Perguntas-chave nesse momento: 

  • onde as informações se perdem? 
  • quais atividades dependem de pessoas, não de regras? 
  • onde o processo para e espera alguém agir? 
  • o que gera retrabalho recorrente?

    Esse mapeamento revela onde a automação gera impacto real, não cosmético. 

Comece pelos processos que geram maior perda

Nem tudo deve ser automatizado de uma vez. 
O caminho inteligente é priorizar processos com alto impacto financeiro e operacional. 

Normalmente, os primeiros candidatos são: 

  • abertura e fechamento de ordens de serviço 
  • coleta e registro de dados em campo 
  • aprovação e validação de informações 
  • controle de materiais e ativos 
  • consolidação de indicadores operacionais 

São áreas onde erros se repetem, o volume é alto e o custo da falha é grande. 

Padronização vem antes da automação

Automação exige padrão. 
Sem padronização, não existe regra clara para automatizar. 

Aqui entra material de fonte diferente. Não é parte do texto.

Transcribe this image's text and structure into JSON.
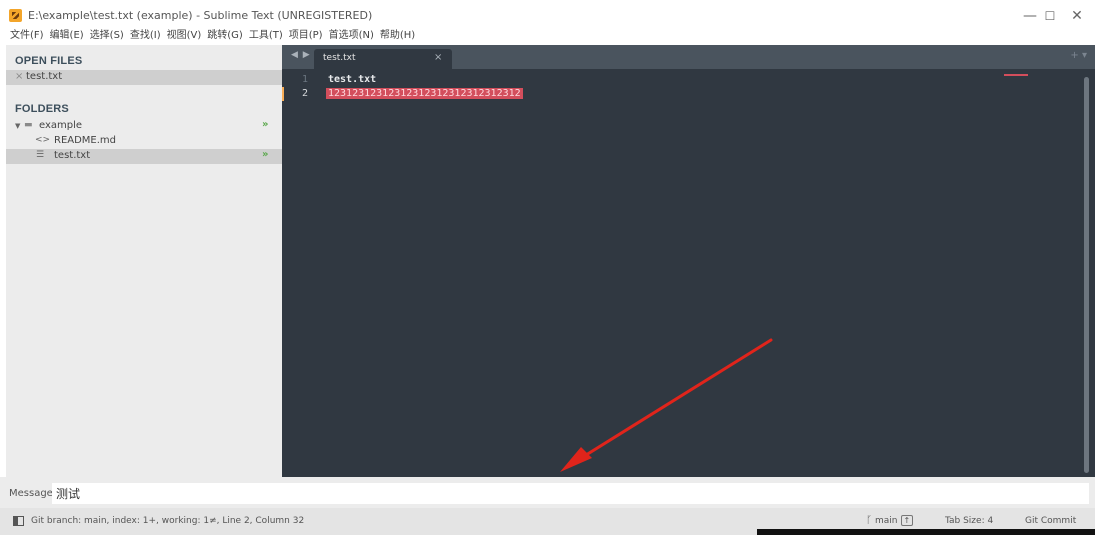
{
  "window": {
    "title": "E:\\example\\test.txt (example) - Sublime Text (UNREGISTERED)",
    "minimize": "—",
    "maximize": "☐",
    "close": "✕"
  },
  "menu": [
    "文件(F)",
    "编辑(E)",
    "选择(S)",
    "查找(I)",
    "视图(V)",
    "跳转(G)",
    "工具(T)",
    "项目(P)",
    "首选项(N)",
    "帮助(H)"
  ],
  "sidebar": {
    "open_files_header": "OPEN FILES",
    "open_file": {
      "close": "×",
      "label": "test.txt"
    },
    "folders_header": "FOLDERS",
    "tree": [
      {
        "label": "example",
        "icon": "folder-icon",
        "git": "»"
      },
      {
        "label": "README.md",
        "icon": "code-file-icon",
        "git": ""
      },
      {
        "label": "test.txt",
        "icon": "text-file-icon",
        "git": "»",
        "selected": true
      }
    ],
    "tree_glyphs": {
      "expand": "▼",
      "folder": "▬",
      "code": "<>",
      "text": "☰"
    }
  },
  "editor": {
    "tab_nav": "◀ ▶",
    "tab": {
      "label": "test.txt",
      "close": "×"
    },
    "tab_tools": "+ ▾",
    "line_numbers": [
      "1",
      "2"
    ],
    "lines": [
      "test.txt",
      "12312312312312312312312312312312"
    ],
    "current_line": 2
  },
  "message": {
    "label": "Message",
    "value": "测试"
  },
  "status": {
    "text": "Git branch: main, index: 1+, working: 1≠, Line 2, Column 32",
    "branch_icon": "ᚴ",
    "branch": "main",
    "branch_counter": "↑",
    "tab_size": "Tab Size: 4",
    "git_commit": "Git Commit"
  },
  "colors": {
    "editor_bg": "#303841",
    "tabbar_bg": "#4a545e",
    "highlight": "#d34e5c",
    "git_mark": "#5aa84b",
    "annotation_arrow": "#e0241b"
  }
}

Antes de qualquer fluxo automático, é preciso definir: 

  • campos obrigatórios 
  • critérios únicos de execução 
  • regras de validação 
  • responsáveis por cada etapa 

Padronizar não engessa a operação. Padronizar protege o negócio. 

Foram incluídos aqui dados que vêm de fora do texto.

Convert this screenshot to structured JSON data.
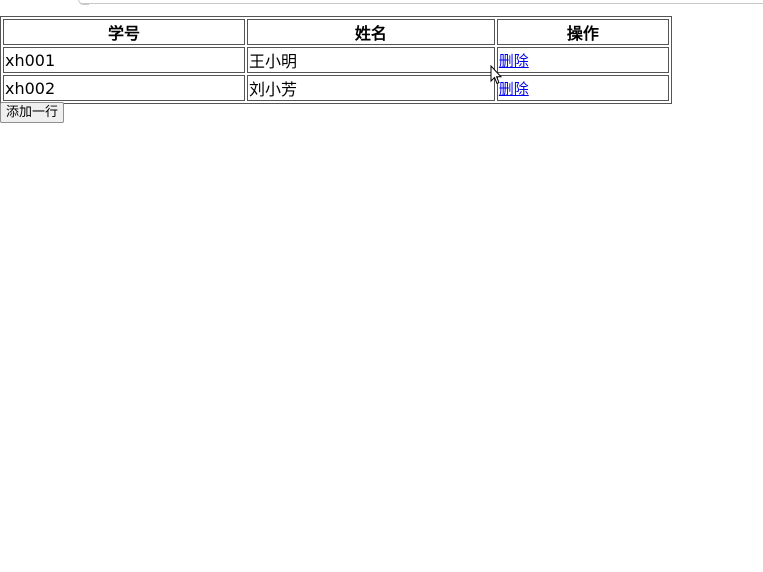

Empresas que ignoram essa etapa criam sistemas que dependem de exceções constantes, o que anula os ganhos da automação. 

Automação de processos operacionais não é só software

Outro equívoco comum é tratar automação como compra de ferramenta. 

Automação de verdade envolve: 

  • processo bem definido 
  • tecnologia integrada 
  • pessoas treinadas 
  • indicadores claros 

Quando esses quatro pilares não estão alinhados, a tecnologia vira mais um sistema subutilizado.

A importância da integração desde o início

Outro equívoco comum é tratar automação como compra de ferramenta. 

Automação de verdade envolve: 

  • processo bem definido 
  • tecnologia integrada 
  • pessoas treinadas 
  • indicadores claros 

Quando esses quatro pilares não estão alinhados, a tecnologia vira mais um sistema subutilizado.

Onde a automação gera mais impacto nas operações de campo

Nas empresas com equipes externas, a automação transforma a operação quando aplicada nos pontos certos. 

Alguns exemplos práticos: 

  • ordens de serviço automáticas com dados completos 
  • checklists digitais que evitam erro humano 
  • registro de evidências em tempo real 
  • fluxos automáticos de aprovação 
  • indicadores atualizados sem intervenção manual 

Esses ganhos reduzem retrabalho, aceleram faturamento e aumentam previsibilidade.

O papel da GPM Soluções na automação operacional

A GPM Soluções foi desenvolvida para automatizar processos operacionais complexos sem perder controle. 

A plataforma integra: 

  • gestão de serviços em campo 
  • controle de materiais e ativos 
  • frota e deslocamento 
  • indicadores operacionais 
  • fluxos automáticos do início ao fim da operação 

Isso permite que a automação aconteça sobre processos padronizados, integrados e mensuráveis. 

O resultado não é apenas eficiência. É gestão baseada em dados reais. 

Conclusão: automatizar certo custa menos do que corrigir depois

Automação não é um projeto de tecnologia. É uma decisão estratégica. 

Começar pelo lugar errado custa caro, consome tempo e gera frustração. 
Começar com visão de processo, integração e dados gera eficiência sustentável. 

Empresas que automatizam com método ganham escala, controle e margem. 
As que automatizam no improviso apenas digitalizam problemas antigos. 

Se a sua operação ainda depende de planilhas, controles manuais e sistemas isolados, a pergunta não é se automatizar, mas por onde começar. 

E esse começo define todo o resultado.